On Friday last, the Barima/Waini community began to experience flash flooding as a result of high waves. Ashley told Stabroek News that on Friday the water level was up to waist height but when he visited on Saturday, the water level had reduced significantly. He said the water later dropped to knee height but residents were fearful the level would rise when the high tides returned.
“They are currently experiencing abnormal rise in tides and abnormal waves which is why they are flooded. This community is surrounded by the Atlantic Ocean. Also from what we understand it is a natural cycle taking place. Every 25-30 years the beach changes. It erodes and builds somewhere else, so it looks as if that is happening here”, Ashley said. He noted that his prime concern is the safety of the people.
He said that in the past some families moved because of the situation. However others opted to stay “because of their farms and they depend on that for their livelihood.”
“We have to get them relocated and have started the discussions. I have engaged the Protected Areas Commission, there are some lands close to Shell Beach, so we have ask the commission to allow them to reside there,” the chairman said.
He added that the council has been discussing long-term plans to use some lands in Mabaruma and in the Waini area to relocate the score of residents.
However, he said that drainage and irrigation works would be needed in those areas before they can be occupied.

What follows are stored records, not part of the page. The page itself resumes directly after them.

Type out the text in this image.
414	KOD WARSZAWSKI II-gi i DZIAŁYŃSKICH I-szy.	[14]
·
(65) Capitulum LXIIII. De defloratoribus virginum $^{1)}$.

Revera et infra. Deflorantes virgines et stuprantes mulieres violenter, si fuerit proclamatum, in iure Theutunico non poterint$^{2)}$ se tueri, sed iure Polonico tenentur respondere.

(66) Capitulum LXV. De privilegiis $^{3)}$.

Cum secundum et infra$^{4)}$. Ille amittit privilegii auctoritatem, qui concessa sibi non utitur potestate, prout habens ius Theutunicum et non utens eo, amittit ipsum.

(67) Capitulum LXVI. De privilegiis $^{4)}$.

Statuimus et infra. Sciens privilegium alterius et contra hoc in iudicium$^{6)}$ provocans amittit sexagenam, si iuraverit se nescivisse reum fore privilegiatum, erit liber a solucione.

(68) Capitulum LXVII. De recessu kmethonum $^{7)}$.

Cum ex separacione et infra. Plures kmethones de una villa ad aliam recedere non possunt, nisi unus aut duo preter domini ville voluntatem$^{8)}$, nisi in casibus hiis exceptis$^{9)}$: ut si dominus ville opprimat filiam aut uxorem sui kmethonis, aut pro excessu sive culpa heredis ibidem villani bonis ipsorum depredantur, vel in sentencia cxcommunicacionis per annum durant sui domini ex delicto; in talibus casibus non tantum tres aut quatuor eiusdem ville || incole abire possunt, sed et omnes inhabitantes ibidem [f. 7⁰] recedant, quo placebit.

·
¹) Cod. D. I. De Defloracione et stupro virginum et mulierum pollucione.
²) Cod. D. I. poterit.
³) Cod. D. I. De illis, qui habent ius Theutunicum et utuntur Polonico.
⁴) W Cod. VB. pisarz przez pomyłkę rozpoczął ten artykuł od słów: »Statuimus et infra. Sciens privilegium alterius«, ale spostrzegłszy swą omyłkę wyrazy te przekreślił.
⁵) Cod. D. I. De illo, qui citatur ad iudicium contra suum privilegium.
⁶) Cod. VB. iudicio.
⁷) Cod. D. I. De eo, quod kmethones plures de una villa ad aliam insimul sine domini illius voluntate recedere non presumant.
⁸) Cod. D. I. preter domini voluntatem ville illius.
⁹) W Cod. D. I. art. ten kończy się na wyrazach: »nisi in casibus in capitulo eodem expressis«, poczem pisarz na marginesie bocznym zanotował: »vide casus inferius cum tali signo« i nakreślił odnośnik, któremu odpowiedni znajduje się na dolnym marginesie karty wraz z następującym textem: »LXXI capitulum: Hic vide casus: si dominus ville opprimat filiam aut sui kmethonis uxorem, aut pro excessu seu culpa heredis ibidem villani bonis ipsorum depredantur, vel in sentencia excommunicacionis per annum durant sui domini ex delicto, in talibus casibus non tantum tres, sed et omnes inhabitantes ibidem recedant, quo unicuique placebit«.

‘The Region is looking on a long term and while we move them we don’t want to take them away from what they are accustomed to,” explained Ashley.
He said residents have earmarked a part of the beach which has been built up to relocate to but he believes that area should be a temporary location.
He went on to explain that last November he visited the community which is situated close to the famous Shell Beach and observed sections of the community eroding. He noted that the erosion is taking place rapidly, pointing out that when he visited on Saturday the situation was worse.
Due to the erosion he said approximately 900 coconut trees were lost. The coconut trees are a part of the community’s livelihood.
The Chairman went on to say that due to the erosion and flash flooding, compounded by heavy winds, a family lost their home after it fell. The family is currently housed at the community health hut until “they can get some help to rebuild.”
Ashley added that the region is in contact with the Civil Defence Commission and is putting systems in place to assist residents in case of an emergency.
He noted that they have allocated emergency fuel for the residents in case the need arises for them to be evacuated.
The chairman also said that regional health officials are setting up a team with supplies to treat any disease outbreak. “It is a small group and we want to be prepared and be able to offer immediate help,” Ashley said.
The school in the community has been closed until the floodwaters recede.